Trying to convert legacy MSDos Hebrew ascii print file to pdf with following script:
import sys
import re
from fpdf import FPDF
def convert_dos_hebrew_to_utf8(input_file, output_file):
with open(input_file, 'r', encoding='cp862') as file:
text = file.read()
with open(output_file, 'w', encoding='utf-8') as file:
file.write(text)
class PDF(FPDF):
def header(self):
self.set_font('Arial', 'B', 12)
self.cell(0, 10, 'Hebrew Text', 0, 1, 'C')

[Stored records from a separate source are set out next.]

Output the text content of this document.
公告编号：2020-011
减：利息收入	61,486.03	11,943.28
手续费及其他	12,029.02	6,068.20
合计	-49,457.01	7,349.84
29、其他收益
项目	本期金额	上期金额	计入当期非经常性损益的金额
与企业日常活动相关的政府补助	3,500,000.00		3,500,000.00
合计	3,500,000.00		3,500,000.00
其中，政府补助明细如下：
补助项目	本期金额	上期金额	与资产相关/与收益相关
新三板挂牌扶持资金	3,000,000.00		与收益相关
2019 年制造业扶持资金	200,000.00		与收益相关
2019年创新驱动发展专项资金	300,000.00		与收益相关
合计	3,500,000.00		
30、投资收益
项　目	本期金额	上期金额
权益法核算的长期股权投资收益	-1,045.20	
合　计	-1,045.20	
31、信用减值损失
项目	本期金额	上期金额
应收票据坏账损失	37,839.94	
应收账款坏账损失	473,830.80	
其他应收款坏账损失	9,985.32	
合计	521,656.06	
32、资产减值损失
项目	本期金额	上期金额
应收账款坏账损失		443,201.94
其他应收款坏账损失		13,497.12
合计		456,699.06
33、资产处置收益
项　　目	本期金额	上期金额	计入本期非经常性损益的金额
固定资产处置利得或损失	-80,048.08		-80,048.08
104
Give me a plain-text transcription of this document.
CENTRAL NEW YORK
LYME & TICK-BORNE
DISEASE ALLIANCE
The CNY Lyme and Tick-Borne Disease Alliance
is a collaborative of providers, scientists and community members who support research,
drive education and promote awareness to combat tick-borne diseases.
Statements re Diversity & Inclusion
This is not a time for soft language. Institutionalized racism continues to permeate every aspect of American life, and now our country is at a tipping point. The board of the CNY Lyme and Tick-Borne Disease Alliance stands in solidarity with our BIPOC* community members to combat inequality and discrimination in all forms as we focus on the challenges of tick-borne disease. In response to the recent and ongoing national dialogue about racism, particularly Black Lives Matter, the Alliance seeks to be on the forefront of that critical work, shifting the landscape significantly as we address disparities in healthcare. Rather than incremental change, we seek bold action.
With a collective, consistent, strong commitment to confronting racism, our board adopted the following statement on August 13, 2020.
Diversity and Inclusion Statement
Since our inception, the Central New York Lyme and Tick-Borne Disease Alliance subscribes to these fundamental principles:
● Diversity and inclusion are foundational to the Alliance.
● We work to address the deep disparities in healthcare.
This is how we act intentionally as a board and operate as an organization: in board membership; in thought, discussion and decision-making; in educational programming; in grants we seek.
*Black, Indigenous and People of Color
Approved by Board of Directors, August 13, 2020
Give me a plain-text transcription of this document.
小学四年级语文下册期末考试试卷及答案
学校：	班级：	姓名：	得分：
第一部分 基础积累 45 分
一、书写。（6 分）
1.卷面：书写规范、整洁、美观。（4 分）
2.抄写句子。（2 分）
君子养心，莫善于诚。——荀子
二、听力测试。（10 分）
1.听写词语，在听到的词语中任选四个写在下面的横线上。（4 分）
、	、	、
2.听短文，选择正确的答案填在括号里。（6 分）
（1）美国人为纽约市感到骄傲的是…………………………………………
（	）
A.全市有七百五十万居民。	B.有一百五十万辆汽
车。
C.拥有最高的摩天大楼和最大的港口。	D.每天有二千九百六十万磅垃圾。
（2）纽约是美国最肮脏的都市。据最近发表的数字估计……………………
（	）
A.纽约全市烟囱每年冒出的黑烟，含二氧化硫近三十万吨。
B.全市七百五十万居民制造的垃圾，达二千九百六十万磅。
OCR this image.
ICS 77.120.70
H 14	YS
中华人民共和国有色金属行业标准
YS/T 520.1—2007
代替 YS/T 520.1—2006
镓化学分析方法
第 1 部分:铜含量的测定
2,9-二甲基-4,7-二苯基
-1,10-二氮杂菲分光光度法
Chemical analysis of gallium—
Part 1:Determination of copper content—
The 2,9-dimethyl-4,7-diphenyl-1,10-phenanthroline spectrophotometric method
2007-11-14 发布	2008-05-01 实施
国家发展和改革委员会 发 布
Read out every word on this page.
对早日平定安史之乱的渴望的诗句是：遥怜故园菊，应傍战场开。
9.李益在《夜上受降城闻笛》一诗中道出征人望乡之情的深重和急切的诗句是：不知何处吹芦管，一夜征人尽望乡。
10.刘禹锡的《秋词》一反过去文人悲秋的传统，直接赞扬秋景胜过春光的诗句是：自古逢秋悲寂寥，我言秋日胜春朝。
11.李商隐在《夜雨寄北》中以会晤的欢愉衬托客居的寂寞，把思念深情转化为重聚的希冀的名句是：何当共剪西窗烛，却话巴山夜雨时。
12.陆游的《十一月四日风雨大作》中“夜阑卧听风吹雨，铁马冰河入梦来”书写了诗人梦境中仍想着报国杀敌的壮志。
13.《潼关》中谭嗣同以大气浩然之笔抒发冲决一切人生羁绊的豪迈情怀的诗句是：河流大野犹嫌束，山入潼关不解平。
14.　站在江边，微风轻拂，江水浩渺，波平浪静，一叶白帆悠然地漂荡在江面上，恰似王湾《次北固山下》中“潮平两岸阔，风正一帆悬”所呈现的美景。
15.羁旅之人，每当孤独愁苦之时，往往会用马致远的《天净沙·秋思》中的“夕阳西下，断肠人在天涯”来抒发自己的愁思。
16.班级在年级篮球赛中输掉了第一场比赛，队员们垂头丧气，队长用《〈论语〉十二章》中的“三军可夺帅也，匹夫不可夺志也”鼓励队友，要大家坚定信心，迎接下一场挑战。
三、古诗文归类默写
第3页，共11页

def chapter_title(self, title):
self.set_font('Arial', 'B', 12)
self.cell(0, 10, title, 0, 1, 'L')
self.ln(10)
def chapter_body(self, body):
self.set_font('Arial', '', 12)
self.multi_cell(0, 10, body)
self.ln()
def create_pdf(input_file, output_file):
pdf = PDF()
pdf.add_page()
pdf.set_auto_page_break(auto=True, margin=15)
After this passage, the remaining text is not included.